しかも、夫のロイだけではない、息子のバルスと娘のエラも起き上がって歩き始めたのだ。
「ば、ば、化物……」
ホラトたちには恐怖でしかなかった。慌ててその場から逃げ出そうとする。
しかし、次の瞬間、ロイ、バルス、エラの動きが急に素早くなる。三人は走り出すと、次々に兵士たちを襲い始めた。兵士たちの腕や足、首などに噛みつき兵士を殺していく。

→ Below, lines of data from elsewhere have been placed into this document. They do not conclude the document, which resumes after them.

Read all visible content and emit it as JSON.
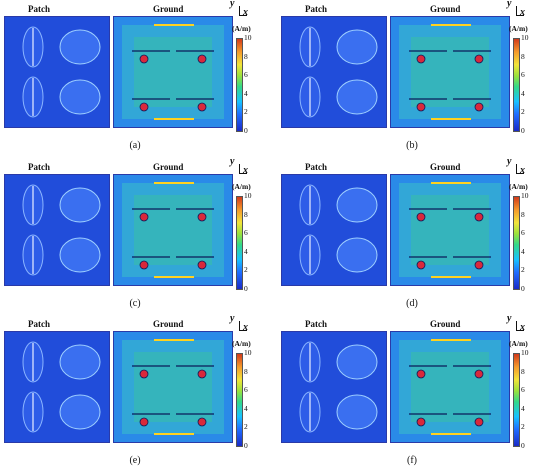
{
  "headers": {
    "patch": "Patch",
    "ground": "Ground"
  },
  "axes": {
    "y": "y",
    "x": "x"
  },
  "colorbar": {
    "unit": "(A/m)",
    "ticks": [
      "10",
      "8",
      "6",
      "4",
      "2",
      "0"
    ]
  },
  "panels": [
    {
      "label": "(a)"
    },
    {
      "label": "(b)"
    },
    {
      "label": "(c)"
    },
    {
      "label": "(d)"
    },
    {
      "label": "(e)"
    },
    {
      "label": "(f)"
    }
  ]
}
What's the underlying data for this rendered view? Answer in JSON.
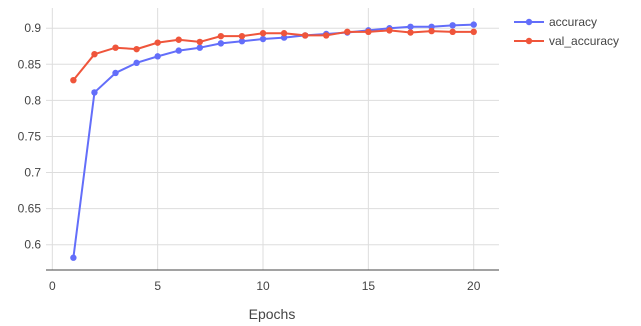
{
  "chart_data": {
    "type": "line",
    "title": "",
    "xlabel": "Epochs",
    "ylabel": "",
    "xlim": [
      -0.3,
      21.2
    ],
    "ylim": [
      0.565,
      0.928
    ],
    "xticks": [
      0,
      5,
      10,
      15,
      20
    ],
    "xtick_labels": [
      "0",
      "5",
      "10",
      "15",
      "20"
    ],
    "yticks": [
      0.6,
      0.65,
      0.7,
      0.75,
      0.8,
      0.85,
      0.9
    ],
    "ytick_labels": [
      "0.6",
      "0.65",
      "0.7",
      "0.75",
      "0.8",
      "0.85",
      "0.9"
    ],
    "grid": true,
    "legend_position": "top-right",
    "x": [
      1,
      2,
      3,
      4,
      5,
      6,
      7,
      8,
      9,
      10,
      11,
      12,
      13,
      14,
      15,
      16,
      17,
      18,
      19,
      20
    ],
    "series": [
      {
        "name": "accuracy",
        "color": "#636efa",
        "values": [
          0.582,
          0.811,
          0.838,
          0.852,
          0.861,
          0.869,
          0.873,
          0.879,
          0.882,
          0.885,
          0.887,
          0.89,
          0.892,
          0.894,
          0.897,
          0.9,
          0.902,
          0.902,
          0.904,
          0.905
        ]
      },
      {
        "name": "val_accuracy",
        "color": "#ef553b",
        "values": [
          0.828,
          0.864,
          0.873,
          0.871,
          0.88,
          0.884,
          0.881,
          0.889,
          0.889,
          0.893,
          0.893,
          0.89,
          0.89,
          0.895,
          0.895,
          0.897,
          0.894,
          0.896,
          0.895,
          0.895
        ]
      }
    ]
  }
}
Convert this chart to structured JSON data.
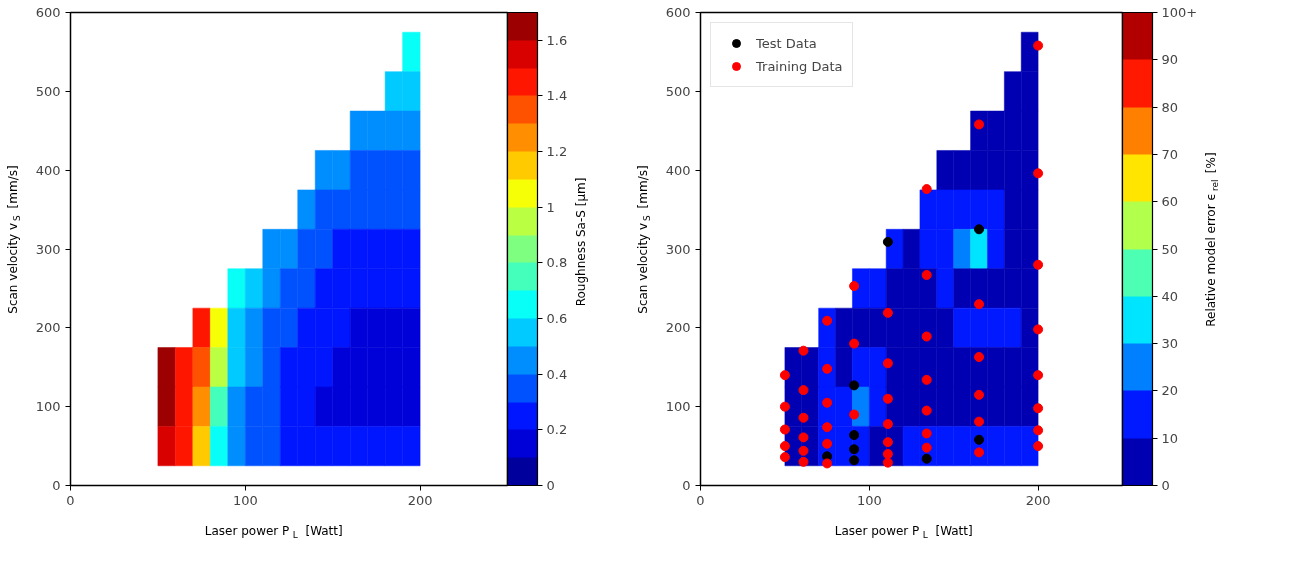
{
  "chart_data": [
    {
      "type": "heatmap",
      "xlabel": "Laser power P$_{L}$ [Watt]",
      "ylabel": "Scan velocity v$_{S}$ [mm/s]",
      "clabel": "Roughness Sa-S [µm]",
      "x": [
        55,
        65,
        75,
        85,
        95,
        105,
        115,
        125,
        135,
        145,
        155,
        165,
        175,
        185,
        195
      ],
      "y": [
        550,
        500,
        450,
        400,
        350,
        300,
        250,
        200,
        150,
        100,
        50
      ],
      "cells": [
        [
          null,
          null,
          null,
          null,
          null,
          null,
          null,
          null,
          null,
          null,
          null,
          null,
          null,
          null,
          0.65
        ],
        [
          null,
          null,
          null,
          null,
          null,
          null,
          null,
          null,
          null,
          null,
          null,
          null,
          null,
          0.55,
          0.55
        ],
        [
          null,
          null,
          null,
          null,
          null,
          null,
          null,
          null,
          null,
          null,
          null,
          0.45,
          0.45,
          0.45,
          0.45
        ],
        [
          null,
          null,
          null,
          null,
          null,
          null,
          null,
          null,
          null,
          0.45,
          0.4,
          0.35,
          0.35,
          0.35,
          0.35
        ],
        [
          null,
          null,
          null,
          null,
          null,
          null,
          null,
          null,
          0.4,
          0.35,
          0.3,
          0.3,
          0.3,
          0.3,
          0.3
        ],
        [
          null,
          null,
          null,
          null,
          null,
          null,
          0.45,
          0.4,
          0.35,
          0.3,
          0.25,
          0.25,
          0.25,
          0.25,
          0.25
        ],
        [
          null,
          null,
          null,
          null,
          0.6,
          0.5,
          0.4,
          0.35,
          0.3,
          0.25,
          0.25,
          0.25,
          0.25,
          0.25,
          0.25
        ],
        [
          null,
          null,
          1.4,
          1.0,
          0.55,
          0.45,
          0.35,
          0.3,
          0.25,
          0.25,
          0.25,
          0.15,
          0.15,
          0.15,
          0.15
        ],
        [
          1.6,
          1.45,
          1.35,
          0.9,
          0.5,
          0.4,
          0.3,
          0.25,
          0.25,
          0.2,
          0.15,
          0.15,
          0.15,
          0.15,
          0.15
        ],
        [
          1.65,
          1.45,
          1.2,
          0.75,
          0.45,
          0.35,
          0.3,
          0.25,
          0.2,
          0.15,
          0.15,
          0.15,
          0.15,
          0.15,
          0.15
        ],
        [
          1.55,
          1.45,
          1.1,
          0.6,
          0.4,
          0.3,
          0.3,
          0.25,
          0.25,
          0.25,
          0.25,
          0.2,
          0.2,
          0.2,
          0.2
        ]
      ],
      "clim": [
        0,
        1.7
      ],
      "cticks": [
        0,
        0.2,
        0.4,
        0.6,
        0.8,
        1.0,
        {
          "value": 1.2,
          "label": "1.2"
        },
        1.4,
        1.6
      ],
      "xlim": [
        0,
        250
      ],
      "xticks": [
        0,
        100,
        200
      ],
      "ylim": [
        0,
        600
      ],
      "yticks": [
        0,
        100,
        200,
        300,
        400,
        500,
        600
      ],
      "grid": false
    },
    {
      "type": "heatmap",
      "xlabel": "Laser power P$_{L}$ [Watt]",
      "ylabel": "Scan velocity v$_{S}$ [mm/s]",
      "clabel": "Relative model error ϵ$_{rel}$ [%]",
      "x": [
        55,
        65,
        75,
        85,
        95,
        105,
        115,
        125,
        135,
        145,
        155,
        165,
        175,
        185,
        195
      ],
      "y": [
        550,
        500,
        450,
        400,
        350,
        300,
        250,
        200,
        150,
        100,
        50
      ],
      "cells": [
        [
          null,
          null,
          null,
          null,
          null,
          null,
          null,
          null,
          null,
          null,
          null,
          null,
          null,
          null,
          5
        ],
        [
          null,
          null,
          null,
          null,
          null,
          null,
          null,
          null,
          null,
          null,
          null,
          null,
          null,
          5,
          5
        ],
        [
          null,
          null,
          null,
          null,
          null,
          null,
          null,
          null,
          null,
          null,
          null,
          5,
          5,
          5,
          5
        ],
        [
          null,
          null,
          null,
          null,
          null,
          null,
          null,
          null,
          null,
          5,
          5,
          5,
          5,
          5,
          5
        ],
        [
          null,
          null,
          null,
          null,
          null,
          null,
          null,
          null,
          15,
          15,
          15,
          15,
          15,
          5,
          5
        ],
        [
          null,
          null,
          null,
          null,
          null,
          null,
          15,
          5,
          15,
          15,
          25,
          35,
          15,
          5,
          5
        ],
        [
          null,
          null,
          null,
          null,
          15,
          15,
          5,
          5,
          5,
          15,
          5,
          5,
          5,
          5,
          5
        ],
        [
          null,
          null,
          15,
          5,
          5,
          5,
          5,
          5,
          5,
          5,
          15,
          15,
          15,
          15,
          5
        ],
        [
          5,
          5,
          15,
          5,
          15,
          15,
          5,
          5,
          5,
          5,
          5,
          5,
          5,
          5,
          5
        ],
        [
          5,
          5,
          15,
          15,
          25,
          15,
          5,
          5,
          5,
          5,
          5,
          5,
          5,
          5,
          5
        ],
        [
          5,
          5,
          15,
          15,
          15,
          5,
          5,
          15,
          15,
          15,
          15,
          15,
          15,
          15,
          15
        ]
      ],
      "clim": [
        0,
        100
      ],
      "cticks": [
        0,
        10,
        20,
        30,
        40,
        50,
        60,
        70,
        80,
        90,
        {
          "value": 100,
          "label": "100+"
        }
      ],
      "xlim": [
        0,
        250
      ],
      "xticks": [
        0,
        100,
        200
      ],
      "ylim": [
        0,
        600
      ],
      "yticks": [
        0,
        100,
        200,
        300,
        400,
        500,
        600
      ],
      "grid": false,
      "legend": "top left",
      "series": [
        {
          "type": "scatter",
          "name": "Test Data",
          "color": "#000000",
          "x": [
            111,
            165,
            91,
            91,
            91,
            91,
            75,
            134,
            165
          ],
          "values": [
            309,
            325,
            127,
            64,
            46,
            32,
            37,
            34,
            58
          ]
        },
        {
          "type": "scatter",
          "name": "Training Data",
          "color": "#ff0000",
          "x": [
            50,
            50,
            50,
            50,
            50,
            61,
            61,
            61,
            61,
            61,
            61,
            75,
            75,
            75,
            75,
            75,
            75,
            91,
            91,
            91,
            111,
            111,
            111,
            111,
            111,
            111,
            111,
            134,
            134,
            134,
            134,
            134,
            134,
            134,
            165,
            165,
            165,
            165,
            165,
            200,
            200,
            200,
            200,
            200,
            200,
            200,
            200,
            165
          ],
          "values": [
            140,
            100,
            71,
            50,
            36,
            171,
            121,
            86,
            61,
            44,
            30,
            209,
            148,
            105,
            74,
            53,
            28,
            253,
            180,
            90,
            219,
            155,
            110,
            78,
            55,
            40,
            29,
            376,
            267,
            189,
            134,
            95,
            66,
            48,
            230,
            163,
            115,
            81,
            42,
            396,
            280,
            198,
            140,
            98,
            70,
            50,
            558,
            458
          ]
        }
      ]
    }
  ]
}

百人ほどいた兵士は、瞬く間に半数が殺されてしまった。
このままでは全滅だ。
ホラトは一旦撤退を命令しようとした。すると、またしても信じられないことが起きた。
死んだ兵士たちが、次々と起き上がっているのだ。
ホラトは目を疑った。
しかし、目の前で起きていることは事実だった。
さらに死んだはずの兵士たちが、今度は仲間を襲い始めた。
「ど、ど、どうなっているのだ!?」
「魔女ディネスは死霊使いだったということだ」
ホラトの疑問に答えたのは、ここにいるはずがない人物だった。
ホラトは口を大きく開けて、突然現れた人物に驚いている。
「あの化物たちはゾンビだろう。ゾンビに噛まれると、その者もゾンビになる。いいか、奴らに絶対に噛まれるな!」
「おぉー!」
現れた人物が連れてきた兵士たちが歓声を上げた。
その人物こそ、ジギス王だった。
「ジギス、ジギス、ジギス……」
ディネスはジギスを見つけると、彼の名を何度も叫び始めた。
常軌を逸した行為にジギスは一瞬怯んだが、すぐに新たな行動に移す。
「狙うは魔女ディネスだけだ。彼女を殺せば、アンデッドは自然に消滅する。いいか、ディネスだけを狙え!」
ジギスの号令と共に兵士たちは剣を握りしめ突進する。
しかし、想像以上にアンデッドの壁は厚かった。逆に一人、また一人とアンデッドに倒されていく。
「この兵力では敵わぬか……」
「ここは一旦引きましょう」
ホラトが提言する。ジギスはホラトを睨みつけたが、その提言に乗るしかなかった。
「撤退だ!」
ジギスは馬に乗り込むと、そのまま走り去った。
その後ろをホラトたちも追いかける。
「逃すな、ジギスを殺せ!」
魔女ディネスは叫ぶが、さすがに馬の速さには敵わない。
口から血が出るほど歯ぎしりをして悔しがったディネスだったが、ジギスが見えなくなるのと同時に張り詰めていた糸が切れたかのようにその場に崩れ落ちた。
「ロイ、バルス、エラ、ごめんね」
泣きじゃくったディネスは、ゾンビになった三人に火を放った。三人はそのまま燃え上がる。
「ごめんね、ごめんね、ごめんね……」
「今までありがとう」
「!?」
燃え上がる炎の中から声が聞こえた気がした。
そんなはずはない。ゾンビは声が出ないし、そもそも自我がない。
ディネスはそら耳だと分かっていても、泣きながら燃えている炎に向かって話しかけた。
「みんなの仇を絶対取るからね。ジギスを必ず殺すから!」
三人の前で誓いを立てたディネスは、ゾンビになった兵士たちを引き連れて、ジギスの所へ向かい始めた。
それから一年にもわたるシュトラ軍と魔女ディネス軍との戦いが始まる。